Minutes later with the unbearable pain not subsiding, I look up to see two paramedics and three firefighters running up my stairs towards me. "Patrick, can you tell me what's wrong?" queried one paramedic. Sharp pain still ran through my chest, sweat still pouring off me like I had just run a marathon, my head pounding. Next thing I know, both paramedics had me sitting up with ECG leads placed on me from head to toe. "This is going to make you feel better," said one paramedic as he placed an oxygen mask over my mouth.
Wrapped up in blankets in the back of the ambulance, the paramedic with me in the back chatted about The Sopranos and other random topics in an effort to keep me calm while I was connected to an array of cords and monitors. While he continued to reassure me that everything would be OK, it hit me; when the paramedics were dispatched to my call, they had no idea what they were going to deal with. They didn't know me -- I was a complete stranger to them. Yet they treated me like I was a close family member.

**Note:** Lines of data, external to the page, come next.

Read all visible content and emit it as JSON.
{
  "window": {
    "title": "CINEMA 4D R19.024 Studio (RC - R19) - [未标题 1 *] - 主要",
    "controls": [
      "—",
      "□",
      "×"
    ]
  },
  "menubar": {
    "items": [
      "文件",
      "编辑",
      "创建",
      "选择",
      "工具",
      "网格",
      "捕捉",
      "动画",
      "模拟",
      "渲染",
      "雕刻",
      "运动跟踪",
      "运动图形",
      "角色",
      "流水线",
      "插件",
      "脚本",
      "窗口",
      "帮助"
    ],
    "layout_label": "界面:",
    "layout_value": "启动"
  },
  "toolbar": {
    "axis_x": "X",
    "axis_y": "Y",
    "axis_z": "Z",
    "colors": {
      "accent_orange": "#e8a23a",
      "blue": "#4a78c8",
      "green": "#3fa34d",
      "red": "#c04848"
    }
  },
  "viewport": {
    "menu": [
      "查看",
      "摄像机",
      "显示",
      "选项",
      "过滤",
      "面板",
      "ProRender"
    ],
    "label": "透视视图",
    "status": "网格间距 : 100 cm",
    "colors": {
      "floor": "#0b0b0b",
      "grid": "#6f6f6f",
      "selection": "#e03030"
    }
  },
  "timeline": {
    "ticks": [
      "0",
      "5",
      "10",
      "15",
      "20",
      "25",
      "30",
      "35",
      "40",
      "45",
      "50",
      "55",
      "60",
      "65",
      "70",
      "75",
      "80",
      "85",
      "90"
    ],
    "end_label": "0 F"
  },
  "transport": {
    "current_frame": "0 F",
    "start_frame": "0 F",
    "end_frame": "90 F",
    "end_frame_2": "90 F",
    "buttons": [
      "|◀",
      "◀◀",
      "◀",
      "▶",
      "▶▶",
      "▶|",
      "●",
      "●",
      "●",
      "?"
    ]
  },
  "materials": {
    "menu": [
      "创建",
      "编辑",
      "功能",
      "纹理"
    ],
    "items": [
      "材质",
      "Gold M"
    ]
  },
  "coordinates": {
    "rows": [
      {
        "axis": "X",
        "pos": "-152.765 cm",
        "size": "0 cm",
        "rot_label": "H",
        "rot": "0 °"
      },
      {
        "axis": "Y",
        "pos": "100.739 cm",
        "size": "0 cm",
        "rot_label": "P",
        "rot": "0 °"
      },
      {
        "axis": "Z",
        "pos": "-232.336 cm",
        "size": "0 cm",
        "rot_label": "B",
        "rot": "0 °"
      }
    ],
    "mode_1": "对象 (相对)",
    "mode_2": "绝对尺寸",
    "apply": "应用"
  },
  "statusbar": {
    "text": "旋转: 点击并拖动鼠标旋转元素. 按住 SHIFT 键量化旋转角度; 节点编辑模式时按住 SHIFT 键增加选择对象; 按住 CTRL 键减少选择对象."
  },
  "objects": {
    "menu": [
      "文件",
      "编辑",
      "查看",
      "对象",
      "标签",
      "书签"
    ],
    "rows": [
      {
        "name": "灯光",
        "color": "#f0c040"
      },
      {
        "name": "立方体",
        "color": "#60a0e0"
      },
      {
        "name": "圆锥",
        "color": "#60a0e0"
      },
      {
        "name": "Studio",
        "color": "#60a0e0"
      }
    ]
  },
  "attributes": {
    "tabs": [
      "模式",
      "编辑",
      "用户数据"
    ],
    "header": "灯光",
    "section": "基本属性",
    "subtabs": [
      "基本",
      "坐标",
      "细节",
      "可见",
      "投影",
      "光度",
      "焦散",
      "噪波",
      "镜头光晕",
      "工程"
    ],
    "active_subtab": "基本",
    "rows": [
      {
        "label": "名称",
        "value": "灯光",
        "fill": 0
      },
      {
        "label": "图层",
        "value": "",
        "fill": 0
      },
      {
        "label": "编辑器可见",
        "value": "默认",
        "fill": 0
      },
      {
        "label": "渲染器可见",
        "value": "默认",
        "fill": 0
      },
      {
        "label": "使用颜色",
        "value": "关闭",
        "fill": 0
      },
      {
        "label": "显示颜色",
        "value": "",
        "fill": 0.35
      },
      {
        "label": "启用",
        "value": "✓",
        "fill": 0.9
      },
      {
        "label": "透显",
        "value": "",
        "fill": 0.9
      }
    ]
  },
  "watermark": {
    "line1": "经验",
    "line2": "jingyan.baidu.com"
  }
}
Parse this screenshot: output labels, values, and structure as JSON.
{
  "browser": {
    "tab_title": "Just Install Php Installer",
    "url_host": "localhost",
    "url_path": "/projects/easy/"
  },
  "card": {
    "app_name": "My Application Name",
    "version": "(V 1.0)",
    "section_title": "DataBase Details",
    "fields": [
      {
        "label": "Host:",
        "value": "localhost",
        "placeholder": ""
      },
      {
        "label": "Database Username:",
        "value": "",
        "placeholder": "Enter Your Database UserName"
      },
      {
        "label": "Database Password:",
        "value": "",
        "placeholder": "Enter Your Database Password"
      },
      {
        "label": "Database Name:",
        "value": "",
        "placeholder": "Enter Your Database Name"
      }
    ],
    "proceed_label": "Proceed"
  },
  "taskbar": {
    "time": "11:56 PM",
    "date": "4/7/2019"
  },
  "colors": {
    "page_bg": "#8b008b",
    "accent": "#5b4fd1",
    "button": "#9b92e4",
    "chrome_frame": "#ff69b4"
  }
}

Simply put, how can someone care so much for someone they don't even know? While so many try to avoid trauma, paramedics put themselves into harms way to help those in need and at the end of each call, they may never know what happens to the patient. Tasked with saving the patient's life, it's no easy fete. They work feverishly for the crucial moments they are with the patient, before doctors and nurses can intervene.
Lying on the stretcher in the hospital, I didn't notice the two paramedics who worked so hard making sure I was OK, slip out. I didn't get to thank them for helping me when I was in such pain -- for making sure I didn't feel anymore frightened than I had to be and for being there when I needed them. Although I didn't get to thank them, they didn't want to be thanked -- me being fine was thanks enough.
To all the paramedics and emergency responders who risk their lives, miss family gatherings, work long hours and experience such trauma with every call, thank you. You truly are the people who run in when everyone is running out when seconds count. You dedicate your lives to helping people when they are at their lowest, and you work every shift saving lives.
So to the two paramedics from Durham Region, Ontario who treated me like their own child and who whispered to each other when I was in a groggy daze, "I was worried for him" -- thank you. Thank you for being there and thank you for caring. Thank you for making such a scary experience that much easier.
It's when seconds count that it all matters.